歩夢「ふたつの心」せつ菜「ひとつの思い」
■ このスレッドは過去ログ倉庫に格納されています
せつ菜「歩夢さん、侑さん、おはようございます」
侑「おはよ、せつ菜ちゃん」
歩夢「おはよう」
侑「遅くなっちゃってごめんね?寝坊しかけちゃってさー」
歩夢「もー、だから昨日早めに寝たらって言ったのに……」
侑「ごめんごめん。それにしても、どうしたの?突然待ち合わせしてから学校行きたいなんて」
せつ菜「深い理由はありませんよ。ひとりで行くのに飽きただけで」
歩夢「丁度通り道だしね」
侑「歩夢が乗り気なのも珍しいなぁ。ま、にぎやかになっていいけど」 せつ菜「……歩夢さん、昨日は大丈夫でしたか?好きな回の映像化だったので思ったより昂ってしまったんですが……」ヒソヒソ
歩夢「大丈夫。やっぱり事前に言ってもらえるだけでだいぶ違ったよ」ヒソヒソ
せつ菜「でしたらよかったです。そういえば、9時ごろに何かありました?」
歩夢「やっぱり感じてた?昨日お皿割っちゃって……多分そのせいかも。突然ハラハラさせちゃってごめんね?」
せつ菜「いえ、あのくらいなら大丈夫です!ケガはありませんでしたか?」
歩夢「うん。今度から気を付けるね」 侑「2人ともっ!何の話してるの?」ガバッ
歩夢「わっ!もう、急に飛びついてこないでよぉ」
せつ菜「今日の練習のことを話していただけですよ」
侑「今日も一緒?最近よく組んでるよね」
歩夢「せつ菜ちゃんと一緒だとはかどっちゃって」
せつ菜「私もです!いい刺激になりますから!」
侑「なら次のステージも期待できそうだね!楽しみだなぁ……!」 せつ菜「……と。少し遅れ気味ですね」
侑「え、でもまだ余裕あるし……」
せつ菜「5分前が基本ですよ!急ぎましょう!」
歩夢「ちょ、せつ菜ちゃんはやっ!待ってよー!」 ——はじまりは、いつだったか。
家で何気なく机に向かっていたら、突然涙がこぼれたことがあった。
悲しいことなんて何もなかったし、むしろその日は機嫌がいいくらいだった。
侑ちゃんにそのことを話すと、疲れているんだよと言われ、その次の日は練習を休むことになった。 ——はじまりは、いつだったか。

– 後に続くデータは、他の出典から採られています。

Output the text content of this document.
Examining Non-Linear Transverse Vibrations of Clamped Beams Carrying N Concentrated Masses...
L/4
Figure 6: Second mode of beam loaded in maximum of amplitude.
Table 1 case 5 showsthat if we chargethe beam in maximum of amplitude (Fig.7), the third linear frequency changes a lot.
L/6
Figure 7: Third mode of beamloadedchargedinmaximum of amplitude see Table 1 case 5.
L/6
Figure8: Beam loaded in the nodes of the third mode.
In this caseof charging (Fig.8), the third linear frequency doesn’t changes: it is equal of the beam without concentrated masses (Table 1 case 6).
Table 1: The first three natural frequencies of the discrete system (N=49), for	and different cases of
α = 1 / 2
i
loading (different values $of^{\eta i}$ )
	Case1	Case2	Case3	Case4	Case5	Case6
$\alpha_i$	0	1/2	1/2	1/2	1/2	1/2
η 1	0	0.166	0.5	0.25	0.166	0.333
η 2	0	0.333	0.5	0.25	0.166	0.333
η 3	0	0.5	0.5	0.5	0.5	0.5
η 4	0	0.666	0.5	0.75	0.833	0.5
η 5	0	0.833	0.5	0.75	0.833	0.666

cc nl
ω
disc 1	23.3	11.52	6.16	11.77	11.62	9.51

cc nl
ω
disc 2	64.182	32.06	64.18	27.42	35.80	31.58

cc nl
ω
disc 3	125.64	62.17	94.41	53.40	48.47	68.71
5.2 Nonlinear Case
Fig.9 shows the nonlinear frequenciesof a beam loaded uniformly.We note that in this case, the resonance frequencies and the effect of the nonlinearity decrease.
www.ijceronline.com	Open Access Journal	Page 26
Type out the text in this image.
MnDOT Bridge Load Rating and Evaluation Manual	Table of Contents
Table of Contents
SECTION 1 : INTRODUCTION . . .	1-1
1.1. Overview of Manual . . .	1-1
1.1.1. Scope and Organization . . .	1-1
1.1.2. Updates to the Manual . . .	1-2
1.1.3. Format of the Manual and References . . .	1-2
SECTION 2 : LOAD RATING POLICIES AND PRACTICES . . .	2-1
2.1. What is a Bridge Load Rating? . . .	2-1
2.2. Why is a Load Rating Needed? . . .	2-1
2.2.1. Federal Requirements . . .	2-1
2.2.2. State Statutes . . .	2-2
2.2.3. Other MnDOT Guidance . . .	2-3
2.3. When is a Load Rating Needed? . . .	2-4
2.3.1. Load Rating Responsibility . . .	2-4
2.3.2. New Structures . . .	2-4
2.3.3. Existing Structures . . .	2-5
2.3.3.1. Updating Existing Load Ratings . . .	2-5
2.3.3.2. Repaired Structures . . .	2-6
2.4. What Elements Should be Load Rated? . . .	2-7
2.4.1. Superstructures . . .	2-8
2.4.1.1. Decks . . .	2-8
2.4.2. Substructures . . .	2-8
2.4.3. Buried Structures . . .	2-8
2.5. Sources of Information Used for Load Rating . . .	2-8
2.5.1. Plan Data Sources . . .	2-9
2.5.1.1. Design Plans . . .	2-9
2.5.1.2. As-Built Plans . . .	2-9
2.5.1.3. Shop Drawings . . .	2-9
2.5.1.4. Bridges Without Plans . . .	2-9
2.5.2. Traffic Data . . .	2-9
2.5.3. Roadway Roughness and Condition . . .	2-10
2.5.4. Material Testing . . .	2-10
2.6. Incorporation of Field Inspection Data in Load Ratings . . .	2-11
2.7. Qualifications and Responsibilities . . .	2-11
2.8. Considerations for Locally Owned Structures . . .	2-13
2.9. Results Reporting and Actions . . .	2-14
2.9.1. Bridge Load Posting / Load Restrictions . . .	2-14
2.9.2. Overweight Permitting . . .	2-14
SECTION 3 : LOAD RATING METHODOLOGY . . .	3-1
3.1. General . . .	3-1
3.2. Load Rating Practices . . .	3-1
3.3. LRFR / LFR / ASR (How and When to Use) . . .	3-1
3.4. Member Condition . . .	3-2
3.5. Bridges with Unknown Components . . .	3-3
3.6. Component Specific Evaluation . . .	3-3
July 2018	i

悩みらしい悩みなんてない時期だったのに、妙に胸がざわついていたことがあった。
アニメを見て感動で涙を流す余裕すらあったのに、漠然とした恐怖や不安に襲われて、いても立ってもいられなかった。
歩夢さんも似たようなことを言っていた気がした。けれどそれ以上考えるのが怖くて、その日は早めに眠りについた。 その日は、小テストのある日だった。
予習をしっかりとやっていたから、解き終わった頃にはまだ時間に余裕があって、安心しつつペンを置いた。
それなのに妙に落ち着かなくて、何かにすごく焦っていることに気が付いた。
その日の同好会に行く途中、生徒会室の前を通ると、必死な顔でたくさんの書類に向かっている菜々ちゃんが見えた。 その日は、小さなライブを行うことになっていた。
既に自分のステージを終えていたはずなのに、妙に動悸がして、心の底から何か熱いものがこみあげてくるような気がした。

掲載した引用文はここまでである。